Norman Habenicht: Wenn ich richtig recherchiert habe, haben Sie schon an knapp 30 verschiedenen TV- Produktionen mitgewirkt. Mit welcher verbinden Sie die schönsten Erinnerungen und wo haben Sie am meisten gelernt?

Aline Hochscheid: Eines der Dinge, die ich an meinem Beruf am liebsten mag ist immer wieder an neue Sets zu kommen und dort jedes Mal auf neue, dem jeweiligen Dreh eigene Bedingungen zu stoßen. Außerdem trifft man neben alten Bekannten immer wieder auf neue Leute. So gibt es an jedem Set auch immer Dinge die man über sich und den Beruf lernt. Ich finde es großartig die Möglichkeit zu haben mir die Offenheit zu bewahren immer weiter zu lernen. Das kann manchmal sehr anstrengend sein, bringt mich aber im Ergebnis persönlich weiter. Die schönsten Erinnerungen verbinde ich wie schon erwähnt mit meiner Zeit bei der “Küstenwache”. Wir hatten dort sehr viel Spaß und es war immer wieder ein Erlebnis früh morgens bei Sonnenaufgang auf die Ostsee hinaus zu fahren.

Norman Habenicht: Mit 4 Jahren wollten Sie Bundeskanzlerin werden. Ist Angela Merkel ein adäquater Ersatz für Sie, oder wo sehen Sie noch Steigerungspotenzial bei der Regierung?

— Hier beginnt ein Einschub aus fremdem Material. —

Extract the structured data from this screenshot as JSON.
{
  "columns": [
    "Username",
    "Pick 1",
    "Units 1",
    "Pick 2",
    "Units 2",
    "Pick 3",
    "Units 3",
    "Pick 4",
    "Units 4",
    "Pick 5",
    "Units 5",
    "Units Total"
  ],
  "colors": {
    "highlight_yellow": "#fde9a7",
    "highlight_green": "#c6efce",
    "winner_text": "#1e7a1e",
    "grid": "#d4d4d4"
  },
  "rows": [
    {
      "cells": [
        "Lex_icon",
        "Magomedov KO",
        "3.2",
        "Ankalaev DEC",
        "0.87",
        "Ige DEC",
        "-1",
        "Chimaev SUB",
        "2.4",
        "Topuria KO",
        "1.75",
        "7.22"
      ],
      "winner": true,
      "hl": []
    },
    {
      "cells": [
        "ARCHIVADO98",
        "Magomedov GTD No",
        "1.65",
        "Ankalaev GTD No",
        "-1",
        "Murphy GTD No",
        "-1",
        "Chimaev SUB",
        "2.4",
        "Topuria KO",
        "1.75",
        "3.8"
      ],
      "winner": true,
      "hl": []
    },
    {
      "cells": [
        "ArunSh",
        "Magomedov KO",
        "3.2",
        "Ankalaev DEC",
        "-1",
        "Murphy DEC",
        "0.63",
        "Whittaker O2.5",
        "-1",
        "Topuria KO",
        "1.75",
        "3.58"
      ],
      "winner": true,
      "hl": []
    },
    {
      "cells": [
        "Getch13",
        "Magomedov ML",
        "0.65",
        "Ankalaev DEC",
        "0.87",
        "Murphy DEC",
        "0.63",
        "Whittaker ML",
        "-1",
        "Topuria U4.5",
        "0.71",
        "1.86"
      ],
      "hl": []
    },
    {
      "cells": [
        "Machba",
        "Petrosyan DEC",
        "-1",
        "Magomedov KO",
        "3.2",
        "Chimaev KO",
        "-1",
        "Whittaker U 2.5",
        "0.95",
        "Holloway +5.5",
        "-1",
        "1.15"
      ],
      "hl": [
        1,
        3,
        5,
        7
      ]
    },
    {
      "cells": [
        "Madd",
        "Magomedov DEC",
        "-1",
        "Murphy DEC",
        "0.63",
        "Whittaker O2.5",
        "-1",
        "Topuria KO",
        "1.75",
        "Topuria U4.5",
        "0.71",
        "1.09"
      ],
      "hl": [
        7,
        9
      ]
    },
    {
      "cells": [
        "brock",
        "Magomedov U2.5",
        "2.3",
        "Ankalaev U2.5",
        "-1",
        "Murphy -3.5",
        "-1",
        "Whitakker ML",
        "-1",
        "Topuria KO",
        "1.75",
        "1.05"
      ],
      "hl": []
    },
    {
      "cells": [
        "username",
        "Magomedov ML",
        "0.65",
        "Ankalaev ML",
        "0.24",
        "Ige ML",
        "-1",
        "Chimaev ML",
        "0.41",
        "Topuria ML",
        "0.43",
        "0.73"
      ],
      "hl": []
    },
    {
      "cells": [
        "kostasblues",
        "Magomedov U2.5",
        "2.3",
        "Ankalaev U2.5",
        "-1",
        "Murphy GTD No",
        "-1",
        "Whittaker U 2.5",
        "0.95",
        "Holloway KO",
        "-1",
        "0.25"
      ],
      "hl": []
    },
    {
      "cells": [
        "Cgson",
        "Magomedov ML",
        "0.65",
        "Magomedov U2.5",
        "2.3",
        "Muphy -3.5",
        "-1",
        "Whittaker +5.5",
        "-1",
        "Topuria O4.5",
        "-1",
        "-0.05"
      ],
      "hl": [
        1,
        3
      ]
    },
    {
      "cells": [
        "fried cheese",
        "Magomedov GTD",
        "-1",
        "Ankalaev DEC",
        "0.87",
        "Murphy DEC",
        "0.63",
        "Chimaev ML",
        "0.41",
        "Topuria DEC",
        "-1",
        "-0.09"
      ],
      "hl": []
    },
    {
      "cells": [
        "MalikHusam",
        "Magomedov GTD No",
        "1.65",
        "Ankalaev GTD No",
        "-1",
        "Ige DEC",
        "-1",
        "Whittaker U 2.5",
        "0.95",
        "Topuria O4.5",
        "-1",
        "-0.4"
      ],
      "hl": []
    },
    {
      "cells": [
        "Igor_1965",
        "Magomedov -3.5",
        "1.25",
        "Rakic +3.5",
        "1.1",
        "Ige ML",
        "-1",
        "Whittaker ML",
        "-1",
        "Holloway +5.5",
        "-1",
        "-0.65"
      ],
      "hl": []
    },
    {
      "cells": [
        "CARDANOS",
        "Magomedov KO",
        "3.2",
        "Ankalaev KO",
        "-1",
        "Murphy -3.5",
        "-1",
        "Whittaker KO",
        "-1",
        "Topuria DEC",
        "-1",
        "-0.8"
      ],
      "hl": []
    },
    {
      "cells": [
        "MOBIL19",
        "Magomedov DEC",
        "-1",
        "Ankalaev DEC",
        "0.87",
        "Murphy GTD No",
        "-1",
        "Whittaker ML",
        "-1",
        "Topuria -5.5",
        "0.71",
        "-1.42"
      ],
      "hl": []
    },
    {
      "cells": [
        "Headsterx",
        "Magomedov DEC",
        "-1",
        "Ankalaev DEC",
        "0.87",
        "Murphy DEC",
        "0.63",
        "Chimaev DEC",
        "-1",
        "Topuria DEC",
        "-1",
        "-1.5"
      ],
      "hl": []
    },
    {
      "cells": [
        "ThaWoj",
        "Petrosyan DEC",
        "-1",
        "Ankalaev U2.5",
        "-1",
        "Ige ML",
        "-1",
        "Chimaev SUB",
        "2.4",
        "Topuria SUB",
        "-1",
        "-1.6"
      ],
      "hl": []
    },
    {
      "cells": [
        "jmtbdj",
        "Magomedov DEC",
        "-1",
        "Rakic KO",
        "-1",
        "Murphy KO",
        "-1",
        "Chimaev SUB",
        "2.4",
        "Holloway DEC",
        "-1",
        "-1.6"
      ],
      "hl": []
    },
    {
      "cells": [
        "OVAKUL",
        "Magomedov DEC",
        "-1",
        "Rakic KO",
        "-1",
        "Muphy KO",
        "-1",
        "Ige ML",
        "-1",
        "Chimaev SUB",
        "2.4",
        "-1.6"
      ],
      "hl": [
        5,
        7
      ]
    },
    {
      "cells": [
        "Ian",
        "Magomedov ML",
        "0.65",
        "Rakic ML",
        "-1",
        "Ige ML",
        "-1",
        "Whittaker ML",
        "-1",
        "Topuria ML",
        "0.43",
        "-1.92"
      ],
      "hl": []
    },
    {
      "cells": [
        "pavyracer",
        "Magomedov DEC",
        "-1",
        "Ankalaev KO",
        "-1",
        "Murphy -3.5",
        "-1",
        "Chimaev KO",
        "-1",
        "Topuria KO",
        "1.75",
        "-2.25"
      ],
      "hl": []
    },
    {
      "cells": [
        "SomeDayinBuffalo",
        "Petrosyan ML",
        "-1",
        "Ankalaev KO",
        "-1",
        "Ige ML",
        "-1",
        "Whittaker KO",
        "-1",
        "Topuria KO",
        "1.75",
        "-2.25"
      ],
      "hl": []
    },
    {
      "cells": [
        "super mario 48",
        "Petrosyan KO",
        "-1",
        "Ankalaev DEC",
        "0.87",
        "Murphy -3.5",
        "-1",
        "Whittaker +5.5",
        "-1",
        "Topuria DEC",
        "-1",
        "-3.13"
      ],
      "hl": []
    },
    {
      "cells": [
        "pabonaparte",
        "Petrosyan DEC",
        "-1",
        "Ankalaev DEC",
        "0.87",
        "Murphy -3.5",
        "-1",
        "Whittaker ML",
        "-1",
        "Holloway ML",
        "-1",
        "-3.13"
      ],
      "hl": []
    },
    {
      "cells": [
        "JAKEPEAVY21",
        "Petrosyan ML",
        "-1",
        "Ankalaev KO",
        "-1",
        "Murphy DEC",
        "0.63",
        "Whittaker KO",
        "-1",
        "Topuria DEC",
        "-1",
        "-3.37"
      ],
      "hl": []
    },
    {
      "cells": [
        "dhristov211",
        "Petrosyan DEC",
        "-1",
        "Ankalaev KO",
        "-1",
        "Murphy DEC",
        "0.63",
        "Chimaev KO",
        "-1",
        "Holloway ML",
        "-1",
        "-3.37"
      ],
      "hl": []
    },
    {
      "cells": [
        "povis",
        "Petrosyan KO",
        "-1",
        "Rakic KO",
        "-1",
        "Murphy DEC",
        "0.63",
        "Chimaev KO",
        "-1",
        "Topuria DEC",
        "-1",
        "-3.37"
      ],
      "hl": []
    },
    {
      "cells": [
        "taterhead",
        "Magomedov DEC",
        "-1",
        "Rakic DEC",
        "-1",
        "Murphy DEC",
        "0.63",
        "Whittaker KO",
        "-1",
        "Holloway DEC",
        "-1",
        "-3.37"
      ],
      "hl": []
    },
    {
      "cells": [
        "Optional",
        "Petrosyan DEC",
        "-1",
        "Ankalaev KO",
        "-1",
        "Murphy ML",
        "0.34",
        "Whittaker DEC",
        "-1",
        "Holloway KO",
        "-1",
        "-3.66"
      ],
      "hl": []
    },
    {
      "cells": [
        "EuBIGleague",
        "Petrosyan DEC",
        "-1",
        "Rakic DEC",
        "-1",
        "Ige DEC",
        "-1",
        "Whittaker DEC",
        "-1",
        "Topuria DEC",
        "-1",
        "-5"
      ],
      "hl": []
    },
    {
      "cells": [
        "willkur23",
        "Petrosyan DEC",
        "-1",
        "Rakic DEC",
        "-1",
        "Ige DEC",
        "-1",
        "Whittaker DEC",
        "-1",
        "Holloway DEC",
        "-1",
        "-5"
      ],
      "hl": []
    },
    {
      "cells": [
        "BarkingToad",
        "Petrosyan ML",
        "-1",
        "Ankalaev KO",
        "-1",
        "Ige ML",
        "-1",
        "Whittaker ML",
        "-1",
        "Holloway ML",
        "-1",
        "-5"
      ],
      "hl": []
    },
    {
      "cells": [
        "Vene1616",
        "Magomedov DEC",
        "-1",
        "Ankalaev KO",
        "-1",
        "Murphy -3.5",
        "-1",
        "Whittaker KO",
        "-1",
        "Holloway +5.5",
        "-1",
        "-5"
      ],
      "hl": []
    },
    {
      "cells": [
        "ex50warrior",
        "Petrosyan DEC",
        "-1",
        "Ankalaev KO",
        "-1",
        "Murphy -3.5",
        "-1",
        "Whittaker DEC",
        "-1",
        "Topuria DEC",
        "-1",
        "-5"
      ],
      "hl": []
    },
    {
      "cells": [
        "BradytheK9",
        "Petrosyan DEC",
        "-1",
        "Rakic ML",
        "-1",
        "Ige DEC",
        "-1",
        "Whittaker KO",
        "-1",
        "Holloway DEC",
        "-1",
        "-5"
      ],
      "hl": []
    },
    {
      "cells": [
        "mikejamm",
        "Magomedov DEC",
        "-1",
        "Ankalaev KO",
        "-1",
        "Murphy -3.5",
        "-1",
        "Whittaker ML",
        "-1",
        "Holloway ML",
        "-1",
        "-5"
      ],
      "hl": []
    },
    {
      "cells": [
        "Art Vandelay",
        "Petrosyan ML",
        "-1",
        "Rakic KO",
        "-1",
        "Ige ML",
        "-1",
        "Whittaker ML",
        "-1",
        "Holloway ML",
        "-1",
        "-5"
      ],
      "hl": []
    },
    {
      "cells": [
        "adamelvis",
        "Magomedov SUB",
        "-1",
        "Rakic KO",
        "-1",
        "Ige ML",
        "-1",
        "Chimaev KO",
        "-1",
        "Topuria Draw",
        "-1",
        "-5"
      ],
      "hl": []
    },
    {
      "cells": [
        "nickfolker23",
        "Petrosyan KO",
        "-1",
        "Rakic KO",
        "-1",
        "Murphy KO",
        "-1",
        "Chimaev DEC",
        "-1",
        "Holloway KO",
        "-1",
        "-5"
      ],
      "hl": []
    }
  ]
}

Aline Hochscheid: Mit meinen vier Jahren habe ich damals anscheinend schon gespürt, dass für beide Berufe ein gewisses schauspielerisches Talent erforderlich ist. Ich bin sehr froh, dass Frau Merkel nun im Kanzleramt sitzt und ich in verschiedene Rollen schlüpfen darf. Natürlich gibt es bei jeder Regierung immer Steigerungspotenzial. Das Vermeiden von unnötigem Leid ist mir ein großes Anliegen. Ich selbst bin seit über 25 Jahren Vegetarier und würde mich freuen, wenn sich die Regierung mehr im Bereich Tierschutz, insbesondere zum Schutz der Tiere in Massentierhaltung/Fischfang einsetzen würde.

Als Mutter eines kleinen Sohnes und aufgrund meines Regiestudiums, habe ich noch keine Zeit gefunden das Netz für mich zu erobern.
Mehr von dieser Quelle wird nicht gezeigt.